Tagar seperti #PelantikanUPI dan #BahasaIndonesiaMenghilang sempat trending di Twitter. Perdebatan makin sengit setelah beberapa media mengunggah cuplikan video sumpah jabatan pelantikan rektor upi bahasa inggris terbaru hari ini.
Perspektif Ahli Bahasa dan Akademisi
Pakar bahasa dari Badan Pengembangan dan Pembinaan Bahasa mengingatkan bahwa penggunaan bahasa Indonesia dalam kegiatan resmi diatur dalam Undang-Undang Nomor 24 Tahun 2009. Namun, mereka juga menekankan bahwa penggunaan bahasa asing bisa saja dilakukan dalam konteks simbolik atau pengantar, sepanjang tidak menggantikan esensi utama.
Sementara itu, kalangan akademisi melihat fenomena ini sebagai dilema antara internasionalisasi dan nasionalisme. Mereka berharap ke depan ada pedoman yang lebih jelas agar tidak menimbulkan polemik di kemudian hari.
Implikasi Hukum dan Regulasi
Secara hukum, pelantikan rektor menggunakan bahasa Inggris memang belum diatur secara eksplisit. Namun, dalam konteks perundang-undangan, semua kegiatan kenegaraan dan jabatan publik sebaiknya menggunakan bahasa resmi yaitu Bahasa Indonesia.
Jika kasus ini dibawa ke ranah hukum, maka akan membuka diskusi lebih luas mengenai regulasi penggunaan bahasa dalam institusi pendidikan tinggi. Pelantikan rektor UPI pun menjadi contoh nyata urgensi pembaruan regulasi yang lebih kontekstual.

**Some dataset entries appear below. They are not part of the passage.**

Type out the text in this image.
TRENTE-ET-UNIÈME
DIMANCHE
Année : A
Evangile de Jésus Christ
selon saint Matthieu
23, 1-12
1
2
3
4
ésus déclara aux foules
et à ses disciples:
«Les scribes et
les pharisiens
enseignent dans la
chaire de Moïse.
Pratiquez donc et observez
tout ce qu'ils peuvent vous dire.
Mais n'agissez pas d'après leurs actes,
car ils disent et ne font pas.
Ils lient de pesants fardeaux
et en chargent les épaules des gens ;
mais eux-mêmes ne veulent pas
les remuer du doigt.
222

Kontroversi pelantikan rektor upi bahasa inggris memunculkan diskusi penting soal keseimbangan antara globalisasi dan pelestarian identitas nasional. Meski niat awalnya adalah mencerminkan visi internasional, pelaksanaan tetap harus memperhatikan norma dan regulasi negara. Semoga ke depan, setiap lembaga pendidikan bisa menyelaraskan langkah-langkah globalisasi dengan nilai-nilai kebangsaan agar tidak menimbulkan kegaduhan publik.